Césaire próprio parece estar ciente do risco que sua obra correria entre seus contemporâneos e, quiçá, entre a posterioridade, por isso num ato de indulgência antecipada acresce a obra um subtítulo que é, a essa questão, generosamente elucidativo ao leitor e a crítica: adaptation pour un théâtre nègre [adaptação para um teatro negro]. O que o dramaturgo busca com este exercício de reescrita é o direito a autorrepresentação identitária usurpada pelo bardo inglês.
À vista disso, não é como se Tempestade fosse uma série da Netflix, cujo roteiro da season 1 (A Tempestade) foi escrita por Shakespeare e o roteiro da season 2 por Césaire (Une Tempête), para que obrigatoriamente se tenha de assistir a season 1 para compreender a outra; não é disso que se trata. Ou nas palavras de Alcione Alves (2017, p. 17):
Une Tempête se mostra uma obra que, posteriormente e para além de Shakespeare, se lhe apropria possibilitando uma obra literária nova que não se repete e na qual não mais se discriminam seus elementos iniciais; nestes termos, a contribuição de seus muitos influxos constrói uma versão, uma tempestade possível, não mais a de Shakespeare: Césaire não busca ser Shakespeare.
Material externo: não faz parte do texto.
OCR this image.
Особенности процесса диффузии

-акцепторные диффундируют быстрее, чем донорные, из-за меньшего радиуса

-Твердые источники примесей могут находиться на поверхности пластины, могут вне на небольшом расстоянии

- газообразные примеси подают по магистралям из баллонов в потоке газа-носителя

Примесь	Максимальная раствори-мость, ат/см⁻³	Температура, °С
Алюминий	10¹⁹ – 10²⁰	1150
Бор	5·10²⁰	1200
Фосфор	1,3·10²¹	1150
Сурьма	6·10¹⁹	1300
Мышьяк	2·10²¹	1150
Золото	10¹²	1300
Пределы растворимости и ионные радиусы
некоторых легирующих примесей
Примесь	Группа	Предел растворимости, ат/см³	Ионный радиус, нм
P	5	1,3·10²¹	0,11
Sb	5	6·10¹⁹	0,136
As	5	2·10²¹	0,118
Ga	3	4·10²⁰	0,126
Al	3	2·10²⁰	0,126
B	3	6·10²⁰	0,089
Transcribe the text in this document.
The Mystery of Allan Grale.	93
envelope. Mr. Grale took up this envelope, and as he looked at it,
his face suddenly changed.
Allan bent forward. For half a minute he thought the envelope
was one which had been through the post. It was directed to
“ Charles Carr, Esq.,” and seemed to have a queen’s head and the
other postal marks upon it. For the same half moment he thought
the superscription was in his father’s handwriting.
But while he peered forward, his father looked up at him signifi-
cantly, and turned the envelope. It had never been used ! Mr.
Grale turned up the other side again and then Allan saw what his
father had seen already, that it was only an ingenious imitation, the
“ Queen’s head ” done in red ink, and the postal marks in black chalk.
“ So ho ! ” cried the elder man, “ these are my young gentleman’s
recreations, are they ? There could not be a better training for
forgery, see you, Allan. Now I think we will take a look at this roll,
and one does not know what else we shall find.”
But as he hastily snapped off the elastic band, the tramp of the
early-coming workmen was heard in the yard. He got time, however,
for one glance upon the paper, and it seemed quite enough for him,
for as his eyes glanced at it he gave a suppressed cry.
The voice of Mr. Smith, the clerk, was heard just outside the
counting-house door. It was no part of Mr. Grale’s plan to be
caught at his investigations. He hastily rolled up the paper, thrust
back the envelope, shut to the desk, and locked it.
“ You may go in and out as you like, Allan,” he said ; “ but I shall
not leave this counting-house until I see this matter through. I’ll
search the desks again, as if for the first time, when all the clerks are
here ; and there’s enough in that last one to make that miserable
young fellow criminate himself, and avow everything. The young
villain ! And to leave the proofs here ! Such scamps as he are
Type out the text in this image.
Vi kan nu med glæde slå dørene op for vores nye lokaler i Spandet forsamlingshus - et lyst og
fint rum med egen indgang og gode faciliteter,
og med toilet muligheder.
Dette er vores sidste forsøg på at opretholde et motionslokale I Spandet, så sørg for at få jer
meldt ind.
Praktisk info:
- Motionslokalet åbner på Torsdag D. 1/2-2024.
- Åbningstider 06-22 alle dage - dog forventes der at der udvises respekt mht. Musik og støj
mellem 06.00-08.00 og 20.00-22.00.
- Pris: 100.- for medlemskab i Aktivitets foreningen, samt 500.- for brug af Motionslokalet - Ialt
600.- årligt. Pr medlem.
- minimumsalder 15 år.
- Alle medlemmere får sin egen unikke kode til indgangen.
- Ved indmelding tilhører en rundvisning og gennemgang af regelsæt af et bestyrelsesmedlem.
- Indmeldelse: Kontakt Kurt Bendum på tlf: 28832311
Com isso não estamos negando a intertextualidade produzida por Césaire. O que estamos fazendo é chamar a atenção para outra coisa. Note, por exemplo, que embora Robinson Crusoé seja também uma reescrita d’A Tempestade, de Shakespeare, as pessoas não fazem (pelo menos não com a mesma frequência incisiva) a pergunta por “Onde está Shakespeare?” a este romance de Daniel Defoe e suas leituras e interpretações, como fazem-na ao drama césaireano, necessariamente comparando-as, como que buscando encontrar Shakespeare em Césaire; e em último grau reduzir a obra daquele, a obra desse. Mas tudo bem, afinal, Robinson Crusoé faz parte do cânone Ocidental e seu autor, da branquitude europeia… Já Césaire, bem…
Com isso cremos ter demonstrado como a racialização e o racismo operam para deslegitimar, inferiorizar e reduzir os discursos amefricanos, notadamente neste texto as produções intelectuais, como as obras literárias amefricanas.
REFERÊNCIAS
ALVES, A. C. “O paradoxo de Córdoba: sujeito cognoscente e violência epistêmica”. In: Cadernos de estudos culturais, Campo Grande: 2012, p. 9-24.
CÉSAIRE, A. Une tempête. Paris: Éditions Points, 2008.